Wednesday, 25 January 2012

inexpensive iSCSI solutions

We are in the unenviable position of upgrading many servers to meet the growing requirements of an ever increasing sales force. Basically we need a new Exchange server, whilst we are at it, the additional data means more backup space is needed... oh and could we have another 4 full development environments, P.S. the SAP server could use another 500GB.

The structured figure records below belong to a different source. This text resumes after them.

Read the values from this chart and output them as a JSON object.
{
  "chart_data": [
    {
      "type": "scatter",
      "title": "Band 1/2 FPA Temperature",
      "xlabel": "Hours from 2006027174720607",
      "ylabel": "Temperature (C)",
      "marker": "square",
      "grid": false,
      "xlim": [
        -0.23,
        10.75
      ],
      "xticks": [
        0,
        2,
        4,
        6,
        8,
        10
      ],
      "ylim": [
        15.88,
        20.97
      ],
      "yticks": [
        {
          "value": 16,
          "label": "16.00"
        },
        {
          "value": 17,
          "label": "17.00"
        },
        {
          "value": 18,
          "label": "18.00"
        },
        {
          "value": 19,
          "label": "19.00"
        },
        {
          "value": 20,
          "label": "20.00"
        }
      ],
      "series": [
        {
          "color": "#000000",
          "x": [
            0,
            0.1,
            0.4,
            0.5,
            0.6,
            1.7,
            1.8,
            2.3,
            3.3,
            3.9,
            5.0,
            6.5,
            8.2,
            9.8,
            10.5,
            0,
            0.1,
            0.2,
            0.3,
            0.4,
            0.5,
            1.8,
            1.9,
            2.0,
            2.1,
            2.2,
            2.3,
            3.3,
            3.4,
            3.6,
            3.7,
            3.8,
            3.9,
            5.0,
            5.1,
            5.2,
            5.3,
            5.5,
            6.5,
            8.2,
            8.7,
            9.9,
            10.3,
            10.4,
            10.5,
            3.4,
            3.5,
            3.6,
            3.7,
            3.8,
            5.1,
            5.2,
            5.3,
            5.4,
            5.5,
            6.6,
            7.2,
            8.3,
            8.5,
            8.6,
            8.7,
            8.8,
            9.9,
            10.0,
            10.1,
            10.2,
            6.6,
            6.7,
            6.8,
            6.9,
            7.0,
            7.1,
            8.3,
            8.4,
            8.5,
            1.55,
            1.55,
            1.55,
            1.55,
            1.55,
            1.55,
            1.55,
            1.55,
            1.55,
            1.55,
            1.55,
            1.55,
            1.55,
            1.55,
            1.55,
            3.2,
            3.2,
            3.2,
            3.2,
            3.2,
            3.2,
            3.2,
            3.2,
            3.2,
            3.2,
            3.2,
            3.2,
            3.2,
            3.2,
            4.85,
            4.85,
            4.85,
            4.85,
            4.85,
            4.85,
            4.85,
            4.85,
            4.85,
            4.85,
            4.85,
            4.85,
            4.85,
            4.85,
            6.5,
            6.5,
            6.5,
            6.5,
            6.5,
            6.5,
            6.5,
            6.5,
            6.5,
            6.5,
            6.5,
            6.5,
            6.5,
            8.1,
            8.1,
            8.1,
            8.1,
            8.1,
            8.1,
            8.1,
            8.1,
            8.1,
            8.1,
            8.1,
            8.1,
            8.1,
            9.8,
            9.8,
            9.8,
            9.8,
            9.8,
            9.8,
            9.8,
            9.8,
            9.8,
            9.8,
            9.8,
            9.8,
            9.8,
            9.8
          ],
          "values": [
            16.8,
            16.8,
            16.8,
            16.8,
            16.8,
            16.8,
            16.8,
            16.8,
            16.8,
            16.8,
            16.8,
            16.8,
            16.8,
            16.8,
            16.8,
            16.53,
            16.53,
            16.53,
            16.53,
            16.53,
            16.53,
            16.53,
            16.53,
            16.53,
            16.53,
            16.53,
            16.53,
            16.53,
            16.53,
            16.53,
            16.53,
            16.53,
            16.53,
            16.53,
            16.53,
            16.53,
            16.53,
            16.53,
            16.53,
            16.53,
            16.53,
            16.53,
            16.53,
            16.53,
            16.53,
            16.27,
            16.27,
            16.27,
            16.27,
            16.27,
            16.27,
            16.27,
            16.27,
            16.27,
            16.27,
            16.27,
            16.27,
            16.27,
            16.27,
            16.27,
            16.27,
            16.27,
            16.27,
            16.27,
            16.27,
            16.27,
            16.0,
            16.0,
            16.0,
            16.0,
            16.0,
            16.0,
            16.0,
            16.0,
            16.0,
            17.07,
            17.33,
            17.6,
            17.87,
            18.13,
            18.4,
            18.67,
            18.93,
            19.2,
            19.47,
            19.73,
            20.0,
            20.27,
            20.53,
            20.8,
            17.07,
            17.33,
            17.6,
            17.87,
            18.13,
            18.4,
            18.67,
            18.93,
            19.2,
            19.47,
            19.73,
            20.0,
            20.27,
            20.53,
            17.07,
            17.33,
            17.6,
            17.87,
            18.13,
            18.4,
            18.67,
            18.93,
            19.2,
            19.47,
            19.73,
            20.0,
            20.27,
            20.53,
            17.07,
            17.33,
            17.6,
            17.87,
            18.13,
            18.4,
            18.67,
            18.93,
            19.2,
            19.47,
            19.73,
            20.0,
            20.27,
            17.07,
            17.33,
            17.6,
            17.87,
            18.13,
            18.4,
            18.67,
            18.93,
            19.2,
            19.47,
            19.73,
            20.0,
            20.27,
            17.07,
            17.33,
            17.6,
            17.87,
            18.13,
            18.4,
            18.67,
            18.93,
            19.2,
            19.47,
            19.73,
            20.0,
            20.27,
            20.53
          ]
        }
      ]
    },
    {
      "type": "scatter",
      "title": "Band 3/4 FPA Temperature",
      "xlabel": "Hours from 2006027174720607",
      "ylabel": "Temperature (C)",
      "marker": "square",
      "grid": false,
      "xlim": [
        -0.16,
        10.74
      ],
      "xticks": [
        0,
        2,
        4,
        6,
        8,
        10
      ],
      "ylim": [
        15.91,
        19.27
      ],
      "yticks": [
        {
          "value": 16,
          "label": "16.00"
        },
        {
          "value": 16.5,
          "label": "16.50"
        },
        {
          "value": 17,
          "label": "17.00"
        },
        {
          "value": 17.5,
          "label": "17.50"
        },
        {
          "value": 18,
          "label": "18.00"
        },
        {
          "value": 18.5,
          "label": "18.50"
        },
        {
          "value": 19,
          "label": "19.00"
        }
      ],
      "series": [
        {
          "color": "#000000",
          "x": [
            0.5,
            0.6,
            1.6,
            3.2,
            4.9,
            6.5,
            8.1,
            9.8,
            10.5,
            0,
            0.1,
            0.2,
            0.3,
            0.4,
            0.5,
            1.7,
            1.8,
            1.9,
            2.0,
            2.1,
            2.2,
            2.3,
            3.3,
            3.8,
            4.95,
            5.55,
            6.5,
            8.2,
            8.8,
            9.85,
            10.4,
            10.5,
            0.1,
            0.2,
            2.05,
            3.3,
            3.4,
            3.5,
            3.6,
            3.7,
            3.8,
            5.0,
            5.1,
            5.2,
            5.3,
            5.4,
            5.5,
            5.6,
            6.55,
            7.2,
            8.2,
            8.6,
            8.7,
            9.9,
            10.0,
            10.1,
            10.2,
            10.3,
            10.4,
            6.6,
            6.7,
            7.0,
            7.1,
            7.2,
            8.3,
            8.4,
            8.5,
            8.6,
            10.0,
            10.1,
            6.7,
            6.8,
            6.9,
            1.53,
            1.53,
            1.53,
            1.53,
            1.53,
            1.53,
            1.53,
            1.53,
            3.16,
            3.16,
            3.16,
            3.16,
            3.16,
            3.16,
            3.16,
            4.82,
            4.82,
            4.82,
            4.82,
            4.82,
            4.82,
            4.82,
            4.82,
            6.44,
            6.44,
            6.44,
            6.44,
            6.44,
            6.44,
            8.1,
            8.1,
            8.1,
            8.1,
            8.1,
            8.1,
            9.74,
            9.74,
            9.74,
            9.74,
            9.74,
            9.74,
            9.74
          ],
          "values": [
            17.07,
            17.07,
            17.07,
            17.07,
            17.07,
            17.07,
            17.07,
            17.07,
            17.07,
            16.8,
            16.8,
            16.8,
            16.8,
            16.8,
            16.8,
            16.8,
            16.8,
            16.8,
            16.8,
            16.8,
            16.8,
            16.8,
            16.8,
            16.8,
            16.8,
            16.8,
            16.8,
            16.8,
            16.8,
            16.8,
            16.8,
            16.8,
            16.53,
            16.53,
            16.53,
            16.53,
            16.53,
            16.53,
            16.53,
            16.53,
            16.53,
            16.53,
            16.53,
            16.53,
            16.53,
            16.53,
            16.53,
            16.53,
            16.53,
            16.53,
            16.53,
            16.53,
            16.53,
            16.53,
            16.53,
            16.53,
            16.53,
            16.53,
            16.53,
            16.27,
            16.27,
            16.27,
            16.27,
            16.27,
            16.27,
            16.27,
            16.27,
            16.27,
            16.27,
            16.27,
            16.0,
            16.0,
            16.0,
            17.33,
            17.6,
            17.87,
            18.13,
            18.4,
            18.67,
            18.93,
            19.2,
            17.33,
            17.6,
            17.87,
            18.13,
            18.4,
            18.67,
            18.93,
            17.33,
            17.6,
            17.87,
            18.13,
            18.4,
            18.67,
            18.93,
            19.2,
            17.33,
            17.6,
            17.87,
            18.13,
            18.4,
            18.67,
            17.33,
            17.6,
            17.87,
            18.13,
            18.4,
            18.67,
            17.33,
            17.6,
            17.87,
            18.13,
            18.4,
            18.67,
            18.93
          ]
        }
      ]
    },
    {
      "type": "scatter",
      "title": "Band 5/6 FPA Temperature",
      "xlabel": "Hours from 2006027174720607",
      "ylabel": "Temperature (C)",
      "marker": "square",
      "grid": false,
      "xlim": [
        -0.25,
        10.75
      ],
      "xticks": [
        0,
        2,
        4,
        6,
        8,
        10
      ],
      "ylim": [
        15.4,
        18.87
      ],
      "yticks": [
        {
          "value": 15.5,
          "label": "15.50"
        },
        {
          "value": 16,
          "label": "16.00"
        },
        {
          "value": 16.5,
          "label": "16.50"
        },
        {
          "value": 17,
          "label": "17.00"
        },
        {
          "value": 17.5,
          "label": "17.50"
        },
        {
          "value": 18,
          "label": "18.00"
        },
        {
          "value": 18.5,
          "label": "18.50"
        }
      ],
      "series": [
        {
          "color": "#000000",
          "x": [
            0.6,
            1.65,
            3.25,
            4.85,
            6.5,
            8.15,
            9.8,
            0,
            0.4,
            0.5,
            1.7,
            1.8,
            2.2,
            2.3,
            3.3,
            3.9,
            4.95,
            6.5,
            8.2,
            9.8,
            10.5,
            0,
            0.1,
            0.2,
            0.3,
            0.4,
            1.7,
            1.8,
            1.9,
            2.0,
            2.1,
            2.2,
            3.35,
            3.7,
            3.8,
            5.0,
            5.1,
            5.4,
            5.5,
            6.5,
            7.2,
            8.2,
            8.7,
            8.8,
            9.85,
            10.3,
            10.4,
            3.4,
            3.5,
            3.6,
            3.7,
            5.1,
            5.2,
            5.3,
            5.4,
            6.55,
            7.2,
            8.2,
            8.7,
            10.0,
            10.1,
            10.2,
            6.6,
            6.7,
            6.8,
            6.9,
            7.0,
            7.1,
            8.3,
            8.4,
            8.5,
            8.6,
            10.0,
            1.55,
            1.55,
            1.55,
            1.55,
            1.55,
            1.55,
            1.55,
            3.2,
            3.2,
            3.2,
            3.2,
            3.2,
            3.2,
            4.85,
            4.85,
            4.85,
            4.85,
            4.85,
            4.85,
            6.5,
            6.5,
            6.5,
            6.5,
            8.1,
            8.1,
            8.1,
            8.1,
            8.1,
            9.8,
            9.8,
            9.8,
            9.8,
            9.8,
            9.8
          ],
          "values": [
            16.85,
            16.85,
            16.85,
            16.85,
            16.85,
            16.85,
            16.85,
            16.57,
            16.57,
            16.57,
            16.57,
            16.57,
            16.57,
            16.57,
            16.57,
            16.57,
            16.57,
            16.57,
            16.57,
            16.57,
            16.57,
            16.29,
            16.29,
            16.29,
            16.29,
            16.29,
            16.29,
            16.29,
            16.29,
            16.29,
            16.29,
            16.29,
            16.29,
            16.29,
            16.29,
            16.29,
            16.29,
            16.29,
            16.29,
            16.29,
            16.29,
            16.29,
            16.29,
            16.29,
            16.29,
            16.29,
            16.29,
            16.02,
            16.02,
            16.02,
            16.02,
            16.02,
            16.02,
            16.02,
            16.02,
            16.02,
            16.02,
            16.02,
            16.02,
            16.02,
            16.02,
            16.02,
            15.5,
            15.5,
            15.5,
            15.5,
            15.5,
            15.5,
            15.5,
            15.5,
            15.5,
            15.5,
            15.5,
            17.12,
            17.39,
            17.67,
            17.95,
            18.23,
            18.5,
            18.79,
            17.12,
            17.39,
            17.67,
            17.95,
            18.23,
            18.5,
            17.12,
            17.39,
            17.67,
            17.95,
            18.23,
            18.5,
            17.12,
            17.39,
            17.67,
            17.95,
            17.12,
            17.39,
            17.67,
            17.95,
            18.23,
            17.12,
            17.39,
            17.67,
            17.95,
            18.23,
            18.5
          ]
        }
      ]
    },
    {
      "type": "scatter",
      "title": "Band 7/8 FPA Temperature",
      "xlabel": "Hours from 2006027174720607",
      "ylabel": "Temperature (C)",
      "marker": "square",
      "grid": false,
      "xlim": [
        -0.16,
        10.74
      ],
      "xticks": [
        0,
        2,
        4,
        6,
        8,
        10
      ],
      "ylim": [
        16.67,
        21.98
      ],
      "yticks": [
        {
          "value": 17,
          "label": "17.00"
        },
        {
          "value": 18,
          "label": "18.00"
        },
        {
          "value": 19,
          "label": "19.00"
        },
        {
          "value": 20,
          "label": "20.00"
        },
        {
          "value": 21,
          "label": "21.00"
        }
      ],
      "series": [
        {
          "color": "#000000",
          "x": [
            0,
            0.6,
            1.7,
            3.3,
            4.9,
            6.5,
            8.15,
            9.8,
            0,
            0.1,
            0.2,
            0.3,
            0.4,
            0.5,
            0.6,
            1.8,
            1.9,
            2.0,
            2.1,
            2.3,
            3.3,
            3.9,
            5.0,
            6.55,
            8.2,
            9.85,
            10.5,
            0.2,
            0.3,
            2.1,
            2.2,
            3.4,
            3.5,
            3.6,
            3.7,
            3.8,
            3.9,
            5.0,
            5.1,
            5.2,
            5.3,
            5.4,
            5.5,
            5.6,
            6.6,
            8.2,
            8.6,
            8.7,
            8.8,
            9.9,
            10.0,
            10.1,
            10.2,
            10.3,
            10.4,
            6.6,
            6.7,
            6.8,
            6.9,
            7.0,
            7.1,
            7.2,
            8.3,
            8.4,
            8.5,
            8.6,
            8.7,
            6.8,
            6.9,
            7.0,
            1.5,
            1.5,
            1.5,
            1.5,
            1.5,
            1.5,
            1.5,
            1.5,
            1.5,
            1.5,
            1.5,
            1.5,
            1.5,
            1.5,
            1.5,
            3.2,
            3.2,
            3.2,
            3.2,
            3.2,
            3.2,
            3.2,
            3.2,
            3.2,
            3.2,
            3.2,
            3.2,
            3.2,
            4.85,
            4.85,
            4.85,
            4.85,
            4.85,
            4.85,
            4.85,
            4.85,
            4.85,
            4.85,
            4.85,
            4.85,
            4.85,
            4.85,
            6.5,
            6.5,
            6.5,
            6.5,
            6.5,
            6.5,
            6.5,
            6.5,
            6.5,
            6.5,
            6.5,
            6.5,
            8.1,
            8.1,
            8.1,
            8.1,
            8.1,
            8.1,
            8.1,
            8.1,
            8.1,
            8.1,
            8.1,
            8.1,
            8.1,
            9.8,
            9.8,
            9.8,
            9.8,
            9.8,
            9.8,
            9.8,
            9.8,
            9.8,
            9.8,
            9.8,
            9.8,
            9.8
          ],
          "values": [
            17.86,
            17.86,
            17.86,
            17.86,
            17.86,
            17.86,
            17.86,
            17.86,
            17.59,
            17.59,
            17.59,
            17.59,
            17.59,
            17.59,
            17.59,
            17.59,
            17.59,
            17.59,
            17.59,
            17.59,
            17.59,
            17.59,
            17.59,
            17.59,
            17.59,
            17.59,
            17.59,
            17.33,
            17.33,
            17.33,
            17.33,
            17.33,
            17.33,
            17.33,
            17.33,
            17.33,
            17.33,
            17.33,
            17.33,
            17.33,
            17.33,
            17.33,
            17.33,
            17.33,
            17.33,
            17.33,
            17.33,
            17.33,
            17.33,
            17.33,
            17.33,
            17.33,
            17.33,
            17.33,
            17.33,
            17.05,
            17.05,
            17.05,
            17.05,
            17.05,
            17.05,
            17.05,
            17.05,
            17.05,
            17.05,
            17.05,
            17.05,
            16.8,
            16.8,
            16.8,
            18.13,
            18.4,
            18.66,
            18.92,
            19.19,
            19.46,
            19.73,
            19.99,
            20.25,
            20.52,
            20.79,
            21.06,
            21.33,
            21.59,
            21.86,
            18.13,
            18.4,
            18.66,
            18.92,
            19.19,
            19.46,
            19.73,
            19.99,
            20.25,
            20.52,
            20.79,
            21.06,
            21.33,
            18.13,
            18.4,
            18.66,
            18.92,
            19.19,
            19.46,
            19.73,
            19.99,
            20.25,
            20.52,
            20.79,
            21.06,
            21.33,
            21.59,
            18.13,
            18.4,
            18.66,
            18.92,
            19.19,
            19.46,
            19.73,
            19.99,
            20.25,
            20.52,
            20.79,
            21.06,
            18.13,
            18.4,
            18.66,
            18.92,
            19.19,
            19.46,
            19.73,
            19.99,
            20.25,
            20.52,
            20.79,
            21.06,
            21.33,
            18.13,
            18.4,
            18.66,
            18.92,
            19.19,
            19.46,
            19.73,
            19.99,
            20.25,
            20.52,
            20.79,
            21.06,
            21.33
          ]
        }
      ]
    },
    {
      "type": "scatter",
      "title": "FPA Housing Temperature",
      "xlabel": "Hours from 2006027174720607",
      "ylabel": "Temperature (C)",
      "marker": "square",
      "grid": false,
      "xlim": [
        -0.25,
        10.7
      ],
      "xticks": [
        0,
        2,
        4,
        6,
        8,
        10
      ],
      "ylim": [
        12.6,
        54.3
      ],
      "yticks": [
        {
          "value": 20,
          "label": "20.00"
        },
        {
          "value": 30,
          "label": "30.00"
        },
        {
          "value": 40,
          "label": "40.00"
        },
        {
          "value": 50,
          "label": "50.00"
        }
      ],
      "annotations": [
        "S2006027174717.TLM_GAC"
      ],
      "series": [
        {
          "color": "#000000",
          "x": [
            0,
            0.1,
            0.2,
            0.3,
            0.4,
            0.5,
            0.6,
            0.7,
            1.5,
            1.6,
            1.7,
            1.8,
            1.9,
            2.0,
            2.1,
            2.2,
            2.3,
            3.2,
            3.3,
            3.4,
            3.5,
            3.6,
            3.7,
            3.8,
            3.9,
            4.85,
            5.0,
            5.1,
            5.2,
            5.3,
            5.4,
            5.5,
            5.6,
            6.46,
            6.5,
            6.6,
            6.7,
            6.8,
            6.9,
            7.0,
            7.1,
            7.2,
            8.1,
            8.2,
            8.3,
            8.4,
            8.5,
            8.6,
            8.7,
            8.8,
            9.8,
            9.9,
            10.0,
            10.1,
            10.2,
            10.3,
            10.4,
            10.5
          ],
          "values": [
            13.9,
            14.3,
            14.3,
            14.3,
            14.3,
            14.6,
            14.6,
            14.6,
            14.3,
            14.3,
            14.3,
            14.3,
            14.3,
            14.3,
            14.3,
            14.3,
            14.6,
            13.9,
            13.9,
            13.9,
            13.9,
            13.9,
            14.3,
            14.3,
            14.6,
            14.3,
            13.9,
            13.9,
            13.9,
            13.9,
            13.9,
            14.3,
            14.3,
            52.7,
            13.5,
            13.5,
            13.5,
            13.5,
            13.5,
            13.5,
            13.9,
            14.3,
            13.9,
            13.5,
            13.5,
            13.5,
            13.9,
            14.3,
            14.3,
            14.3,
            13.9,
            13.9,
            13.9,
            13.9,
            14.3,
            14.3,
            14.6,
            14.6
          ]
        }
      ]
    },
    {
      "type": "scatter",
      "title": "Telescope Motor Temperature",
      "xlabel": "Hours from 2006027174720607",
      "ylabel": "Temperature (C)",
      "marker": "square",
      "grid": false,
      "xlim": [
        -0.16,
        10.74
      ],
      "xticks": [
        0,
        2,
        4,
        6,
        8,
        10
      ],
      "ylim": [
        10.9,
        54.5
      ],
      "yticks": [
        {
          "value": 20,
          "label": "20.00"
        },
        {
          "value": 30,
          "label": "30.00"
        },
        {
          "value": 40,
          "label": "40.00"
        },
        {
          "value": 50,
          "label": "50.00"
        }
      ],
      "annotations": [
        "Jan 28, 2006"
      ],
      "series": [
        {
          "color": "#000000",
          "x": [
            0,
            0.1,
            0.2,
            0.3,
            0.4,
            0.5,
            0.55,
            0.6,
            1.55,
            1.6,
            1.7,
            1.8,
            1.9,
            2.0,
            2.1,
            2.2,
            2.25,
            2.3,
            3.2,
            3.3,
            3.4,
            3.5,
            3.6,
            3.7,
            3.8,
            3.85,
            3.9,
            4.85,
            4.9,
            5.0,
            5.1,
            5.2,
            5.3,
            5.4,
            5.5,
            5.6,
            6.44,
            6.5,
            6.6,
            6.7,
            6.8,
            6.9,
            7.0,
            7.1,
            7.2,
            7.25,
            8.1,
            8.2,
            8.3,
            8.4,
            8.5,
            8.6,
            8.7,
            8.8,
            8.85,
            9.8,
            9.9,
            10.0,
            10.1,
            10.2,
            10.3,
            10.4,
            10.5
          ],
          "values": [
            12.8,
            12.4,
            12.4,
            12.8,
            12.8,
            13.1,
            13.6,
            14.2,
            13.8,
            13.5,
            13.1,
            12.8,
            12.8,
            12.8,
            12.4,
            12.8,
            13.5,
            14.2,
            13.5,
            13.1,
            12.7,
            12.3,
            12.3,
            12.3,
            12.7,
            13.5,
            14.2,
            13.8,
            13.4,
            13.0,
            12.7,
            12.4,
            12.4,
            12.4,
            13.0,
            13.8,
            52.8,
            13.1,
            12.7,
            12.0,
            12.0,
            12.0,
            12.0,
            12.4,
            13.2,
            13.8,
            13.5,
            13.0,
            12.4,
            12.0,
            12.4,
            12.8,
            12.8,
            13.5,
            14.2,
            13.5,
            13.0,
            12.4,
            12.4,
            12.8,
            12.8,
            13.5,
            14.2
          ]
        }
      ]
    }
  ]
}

Servers are easy in today's new order of virtualising everything. And indeed given the way that we retire production web kit to development servers, CPU and memory resource is cheap. Hard disks however are a bit more difficult. Yes hard disks are cheap, but hard disk enclosures fill up fast, then your only choice is to get *all* new disks rather than just adding a couple more. Once you do proper capacity planning you suddenly have some quite big bills on your hand and actually you are no better off in a years time :(

Yes, the solution is obvious, get a  nice big SAN:
  • It makes vitalisation simpler
  • Improves your redundancy by allowing you to easily move vm's between hypervisors
  • Its fast
  • Very flexible (you can repartition on the fly)
  • High disk redundancy
A quick lesson on what a SAN is. Essentially SAN falls under the category of external storage. Its a big dedicated disk array, highly optimised to deliver data over the network, sometimes over its own dedicated network to reduce interference from other devices. Here comes the hard part... SAN stands for Storage Area Network as apposed to NAS or Network Attached Storage. The difference is that a NAS looks like a shared drive on the network that anybody can attach to (provided they have permission) it looks for all the world like a server in its own right.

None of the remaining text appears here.